The machine runs pretty faultlessly aside from taking a little while to warm up on cold/windy days. Once it's hot it will turn out great tasting shots as fast as you can dose and tamp. If the machine has been sitting for a while it sometimes needs a flush of hot water through the groups to warm everything up again. Our brew parameters are typically as follows - 14g coffee in a regular italian sized double basket, single-pull to brew ~23-24g in 28-30 seconds. I don't have the ability to measure our brew temperatures but with boiler water of 1.35-1.4bar and coffee with next to no bitterness I think they are towards the lower bounds, but we dial the brew parameters throughout the day based on taste. We hardly ever have a shot come out burnt or over extracted - but there is some room to play with brew temps on the fly as you can either start the shot immediately after preinfusion has slowed (hotter brew temp) or leave the water to cool in the group before releasing the lever (cooler brew temps).
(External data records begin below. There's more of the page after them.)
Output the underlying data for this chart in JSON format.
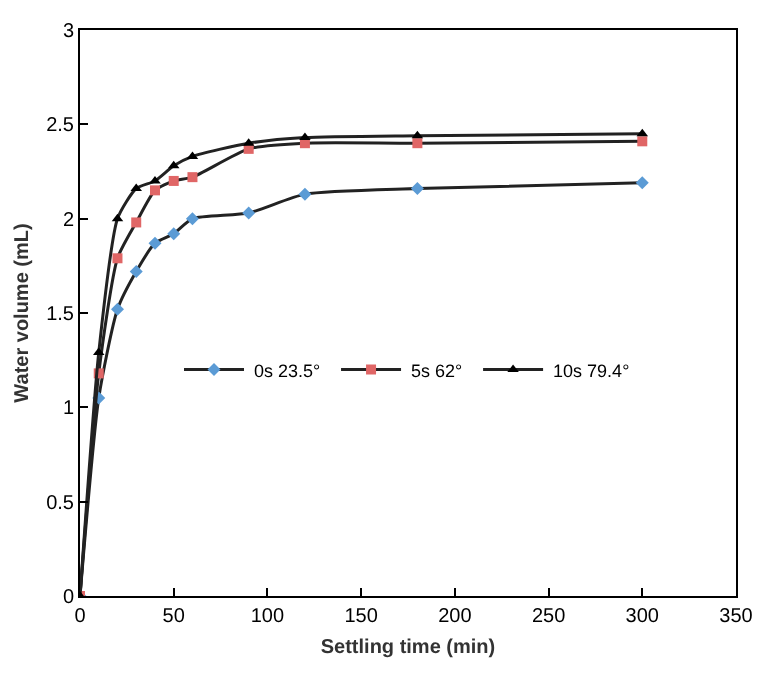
{
  "chart_data": {
    "type": "line",
    "xlabel": "Settling time (min)",
    "ylabel": "Water volume (mL)",
    "x": [
      0,
      10,
      20,
      30,
      40,
      50,
      60,
      90,
      120,
      180,
      300
    ],
    "series": [
      {
        "name": "0s 23.5°",
        "color": "#5b9bd5",
        "marker": "diamond",
        "values": [
          0,
          1.05,
          1.52,
          1.72,
          1.87,
          1.92,
          2.0,
          2.03,
          2.13,
          2.16,
          2.19
        ]
      },
      {
        "name": "5s 62°",
        "color": "#e06666",
        "marker": "square",
        "values": [
          0,
          1.18,
          1.79,
          1.98,
          2.15,
          2.2,
          2.22,
          2.37,
          2.4,
          2.4,
          2.41
        ]
      },
      {
        "name": "10s 79.4°",
        "color": "#000000",
        "marker": "triangle",
        "values": [
          0,
          1.29,
          2.0,
          2.16,
          2.2,
          2.28,
          2.33,
          2.4,
          2.43,
          2.44,
          2.45
        ]
      }
    ],
    "xlim": [
      0,
      350
    ],
    "xticks": [
      0,
      50,
      100,
      150,
      200,
      250,
      300,
      350
    ],
    "ylim": [
      0,
      3
    ],
    "yticks": [
      0,
      0.5,
      1,
      1.5,
      2,
      2.5,
      3
    ],
    "grid": false,
    "legend": "center",
    "line_style": "solid"
  }
}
This brew ratio works particularly well with milk but at 0.58 could be described as a short double espresso, the taste profile i would describe as like smooth dark chocolate in a cup, though as the Lusty glaze espresso ages it takes on a more mellow fruited tone as the roast notes diminish. My favourite way to drink our regular espresso is as a double shot minature latte served in a 4oz espresso cup. Our espresso is traditional in it's proportions and if extracted well tastes like the flavours from a filter coffee distilled and concentrated into ~30ml volume. It's not a taste explosion but it is drinkable with a straight face. I do like to mess around with the triple bottomless PF for a more 'third wave' style ristretto now and again, but our customers are pretty happy with what we're doing right now


----------



## koffie (Sep 22, 2011)

double post, oops


----------



## Doctorespresso (Sep 15, 2011)

I know Frank as well, he came to see us at the coffee exhibition in London and if we need advise for parts of lever gaggia, he is a fan of them.

Your coffee machine is very nice, but having the spanish gaggia lever is not helping to hold the hit, they don't have the same metal quantity of the italians ( each head weight at least 20 kgs) and the springs are less stronger.
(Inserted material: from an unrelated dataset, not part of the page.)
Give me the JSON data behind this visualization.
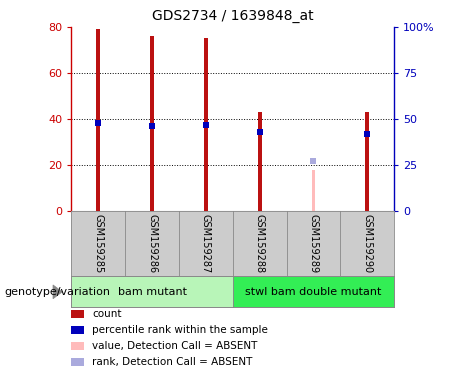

You could increase the steam pressure but then the heads will come too hot.

But you have already known this.

Let's stay in touch!

Vanessa as doctor espresso


----------



## Doctorespresso (Sep 15, 2011)

gaggia tipo America, personalized to our needs and to the modern quality standards!


----------



## Doctorespresso (Sep 15, 2011)

Guys, this the our new gaggia that it is still work in progress, what do think of the blue lights in the back.? We could repair the original part and we came with this idea!


----------



## Dalehead farm (Apr 15, 2012)

I have the chance to buy a Gaggia Gx two group machine that needs some restoration work.

Does anyone know where parts are available in the Uk ?

I have found companies in the USA and Australia but I wondered if there is anywhere a bit closer to home.


----------



## MikeHag (Mar 13, 2011)

Try http://doctorespresso.co.uk/


----------